Tuve considered. “You dream that a lot?”
“All the time,” Joanna said.
“Yes,” Tuve said. “Sometimes I am afraid to go to sleep. The dreams scare me.”
“I know. I woke up once just cold and shaking. In the dream I had been sleeping under a bridge, and I couldn’t find my purse, and I didn’t know anyplace to go where I could wash, or get warm.” She looked up at Tuve.
He seemed fascinated.
“And the rats were all around me,” she said.
“Sometimes it’s terrible,” Tuve said. “Once I dreamed I was under the horse and I couldn’t get out, and my head, well, it was almost flat, like a plate. And my eyeballs were out and there was no place I could put them.”

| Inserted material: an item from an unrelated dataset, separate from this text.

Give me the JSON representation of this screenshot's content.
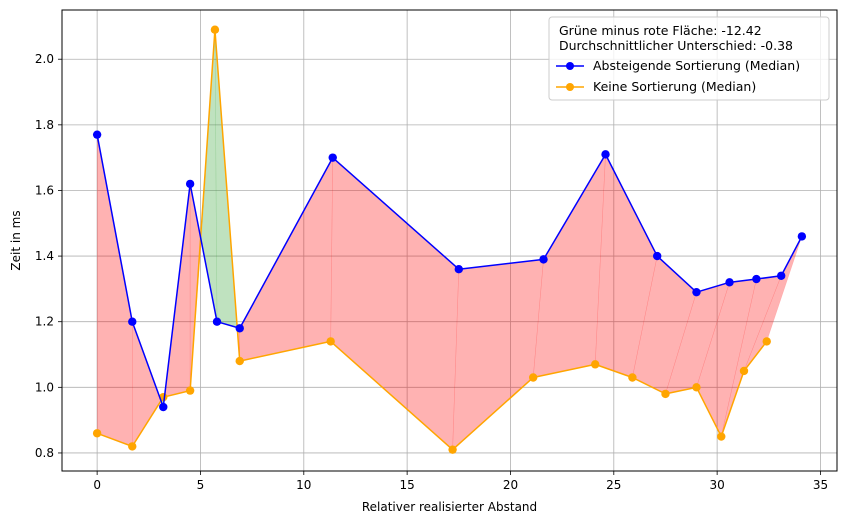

Joanna shuddered at that. “That’s worse than any I can remember. I think you understand why I think you and I should help each other.”
Someone was tapping on the door. Room service, Joanna thought. She glanced at Tuve. “Should I let them in?”
“It’s all right,” Tuve said. “I understand.”
8
The thunderstorm that had been moving steadily toward Gallup from the southwest produced a dazzling flash of lightning just as Navajo County Deputy Sheriff Cowboy Dashee and Sergeant Jim Chee of the Navajo Tribal Police climbed out of Chee’s car in the parking lot. A sharp clap of thunder came two seconds later, the characteristic ozone scent generated by electrically charged air, and then a gust of dusty wind that made the jail door hard to open and blew Chee’s hat into the room ahead of him.
“Well, now,” said the woman behind the desk. “Look what the wind blew in. I was hoping we’d finally get some rain.”
Dashee said, “It’s coming. Today’s the day the Zunis are having their rodeo. They did their rain dance last night.”
Chee rescued his cap, said, “Hello, Mrs. Sosi.”
Mrs. Sosi was laughing. “I asked one of them about that last year when they got rained out again. Told him they should do the dance after the rodeo. He said the rain-outs kept the cowboys from getting hurt. Cut down the medical bills. Did you two come in to get out of the weather?”
“I want to talk to one of your tenants,” Dashee said. “Billy Tuve. He’s my cousin.”
“Tuve?” Sosi said, frowning. She checked the roster on the desk in front of her. “Mr. Tuve is a popular man today. But you’re too late. He bonded out about an hour ago.”
“He what?! Wasn’t that bond set at fifty thousand dollars? Was it lowered? Tuve couldn’t have come up with any property valuable enough to cover that. And I guarantee he didn’t have the five thousand he’d have needed to cover the bond company fee.”
Mrs. Sosi looked down at her records, then looked up with an expression that registered amazed disbelief. “And it was a cash bond,” she said.
“Cash? Fifty thousand in cash?”
“Same as cash. Registered, certified cashier’s check,” Mrs. Sosi said. “Bank of America.”